GrownUps accepts no responsibility for decisions made by Members or any other persons as a result of using or relying on any information on the GrownUps website. GrownUps does not give any health advice or make any recommendation of any product or service.

Boost yourself


Books and a coffee cup on a windowsill

In a busy world, filled with family, career, friends, and responsibilities, it is very easy to neglect the captain of the ship: you. Prioritising your own well-being is not selfish, it makes you are more patient, receptive, productive and well-rounded person. Better still, you can do small acts of kindness for yourself without spending enormous amounts of time and money.

If putting yourself first doesn’t come naturally to you, try finding a couple of five-minute ‘blocks’ during the day to practice and work from there. Note how it makes you feel – and enjoy the process of taking care of yourself as well as you do everyone else.

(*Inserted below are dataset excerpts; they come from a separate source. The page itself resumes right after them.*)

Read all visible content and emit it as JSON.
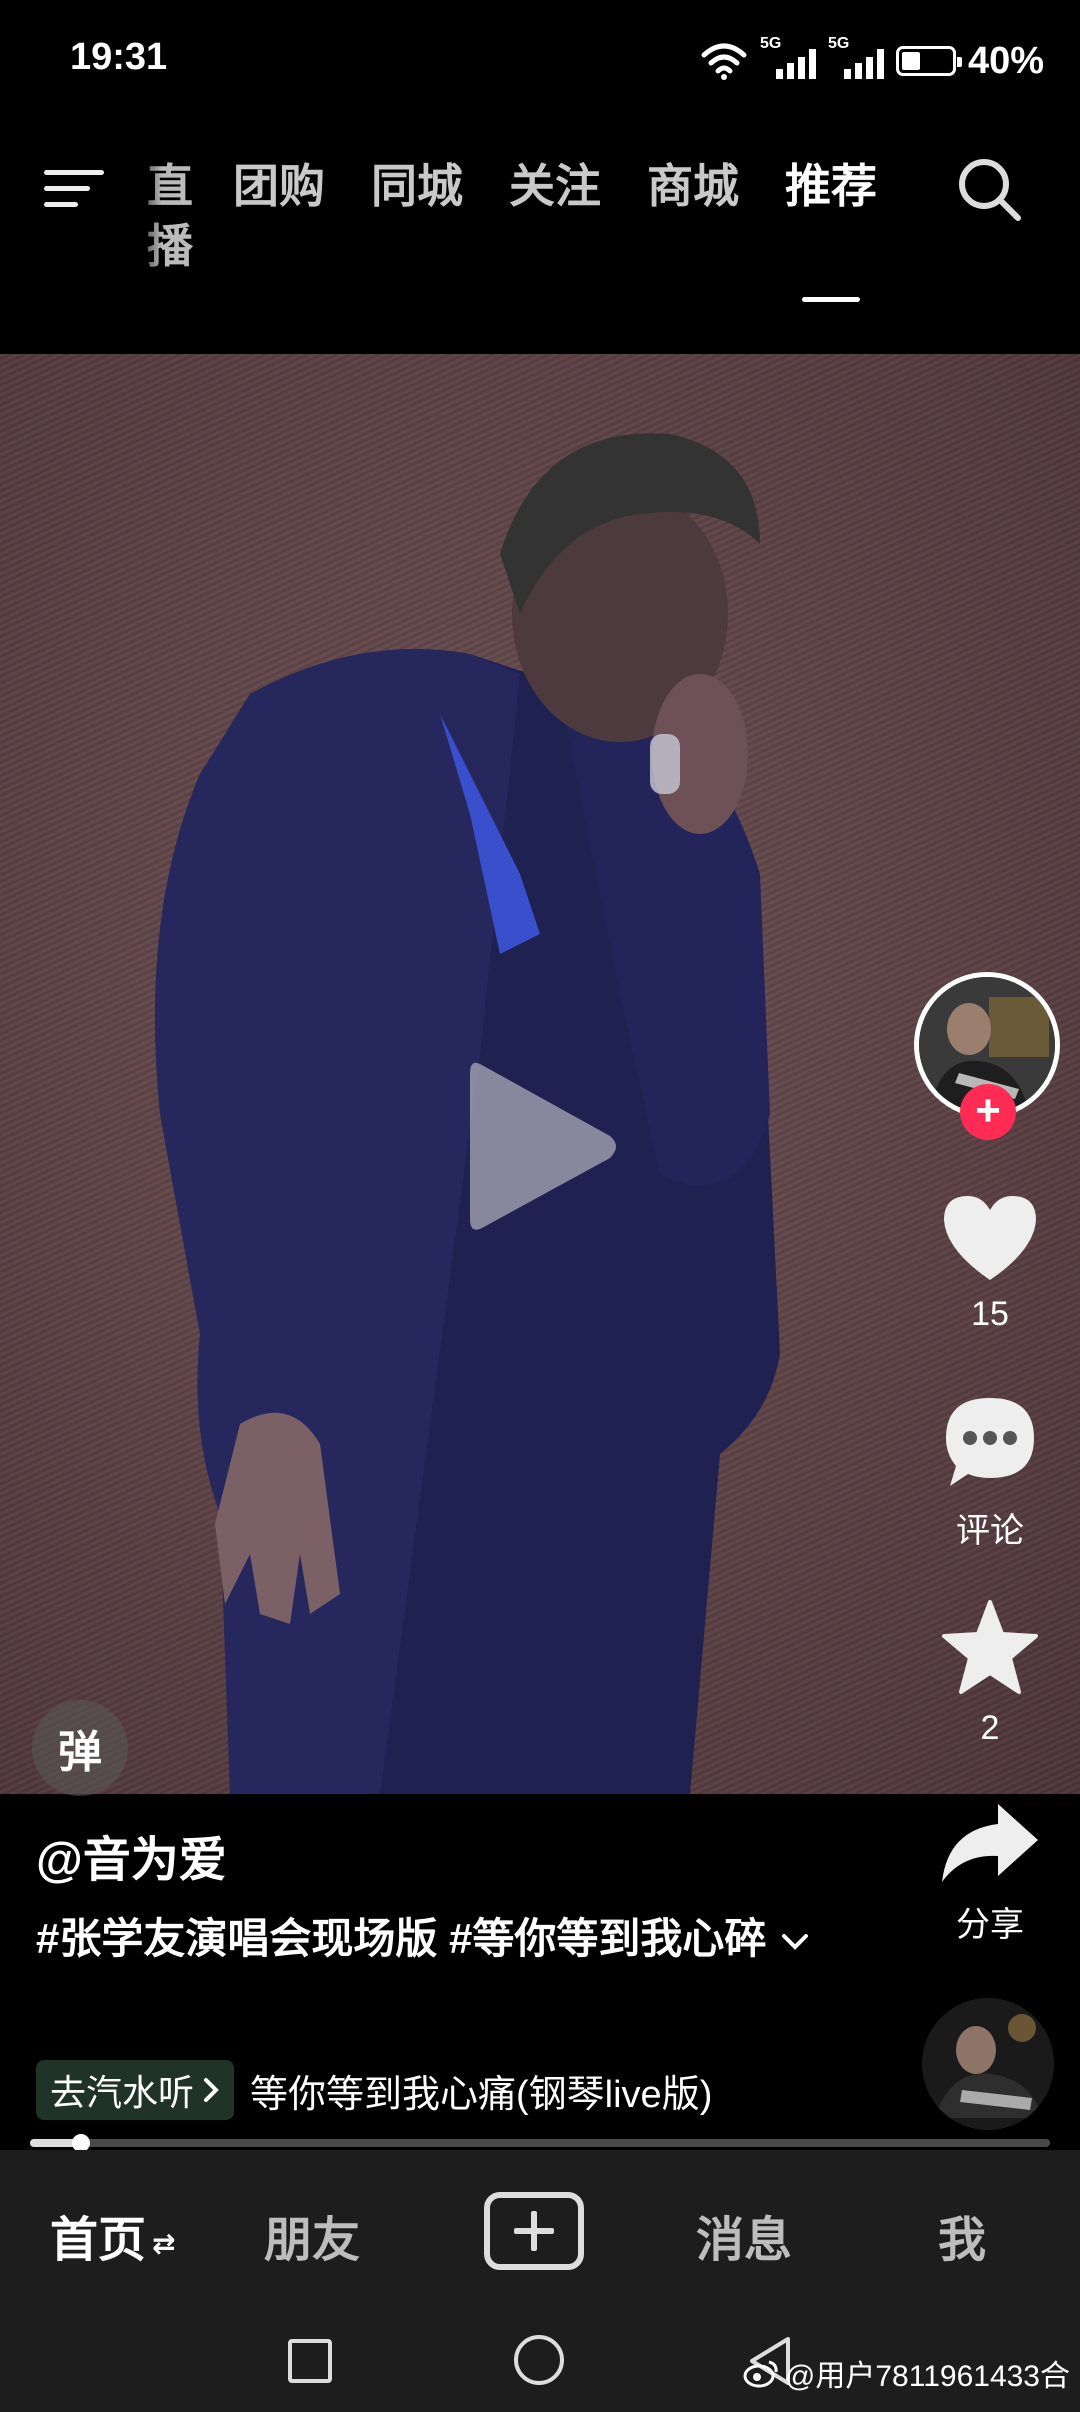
{
  "status_bar": {
    "time": "19:31",
    "network_1": "5G",
    "network_2": "5G",
    "battery": "40%",
    "icons": [
      "wifi-icon",
      "signal-icon",
      "signal-icon",
      "battery-icon"
    ]
  },
  "top_nav": {
    "tabs": [
      {
        "label": "直播",
        "state": "partially-scrolled"
      },
      {
        "label": "团购"
      },
      {
        "label": "同城"
      },
      {
        "label": "关注"
      },
      {
        "label": "商城"
      },
      {
        "label": "推荐",
        "active": true
      }
    ],
    "menu_icon": "menu-icon",
    "search_icon": "search-icon"
  },
  "video": {
    "state": "paused",
    "danmu_label": "弹"
  },
  "actions": {
    "like_count": "15",
    "comment_label": "评论",
    "favorite_count": "2",
    "share_label": "分享",
    "follow_symbol": "+"
  },
  "post": {
    "author": "@音为爱",
    "caption": "#张学友演唱会现场版 #等你等到我心碎",
    "music_chip": "去汽水听",
    "music_title": "等你等到我心痛(钢琴live版)",
    "progress": 0.05
  },
  "tabbar": {
    "home": "首页",
    "home_swap": "⇄",
    "friends": "朋友",
    "messages": "消息",
    "me": "我"
  },
  "watermark": "@用户7811961433合",
  "colors": {
    "accent_red": "#fe2c55",
    "background": "#000000",
    "tabbar": "#1d1d1d"
  }
}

– Try a five-minute meditation, twice a day. It takes practice and be patient with yourself – simply breathe calmly and be still.

– Read something that interests you – not work-related, not for the sake of others, not to learn something; simply for enjoyment and to feed your soul.

– Enjoy a cuppa – avoid the temptation to always have your coffee on the run. Tea and coffee are steeped in ritual. Stop for a moment. Savour it.

– Have a soak in the bath or a long shower. Water is therapeutic.

– Occasionally, push the boundaries – stay up too late, or have that second glass of wine. Laugh loudly and tell silly jokes. Surround yourself with people who know how to see the light side of life.

– Know when to ask for help and seek it out. People love to help!

– Make sure you see a sunrise or sunset regularly.

– Turn your phone off for a portion of the day, or night.

– Eat with your hands — it isn’t just for kids – find some wonderful fruit – pomegranate, mango, blackberries. Be messy!

– Keep track of your thoughts in a journal and see if you can observe any patterns developing. Write the odd spot of poetry. Writing can be a form of meditation.

– Cat-nap in the sun for a few minutes.

– Learn what things are best for you to say ‘yes’ or ‘no’ to and stick to your answers.

– Smile at people (and yourself, when you look in the mirror)

– Give compliments freely and learn to accept them graciously.

– Exercise – quiet meditation isn’t for everyone, but you can ‘find yourself’ equally while walking in a beautiful park, gardening, swimming or riding a bike.

Giving yourself small gifts of time and experience helps you to feel enriched as a person. This in turn will give you the energy to do the same for others. It is a wonderful cycle to begin.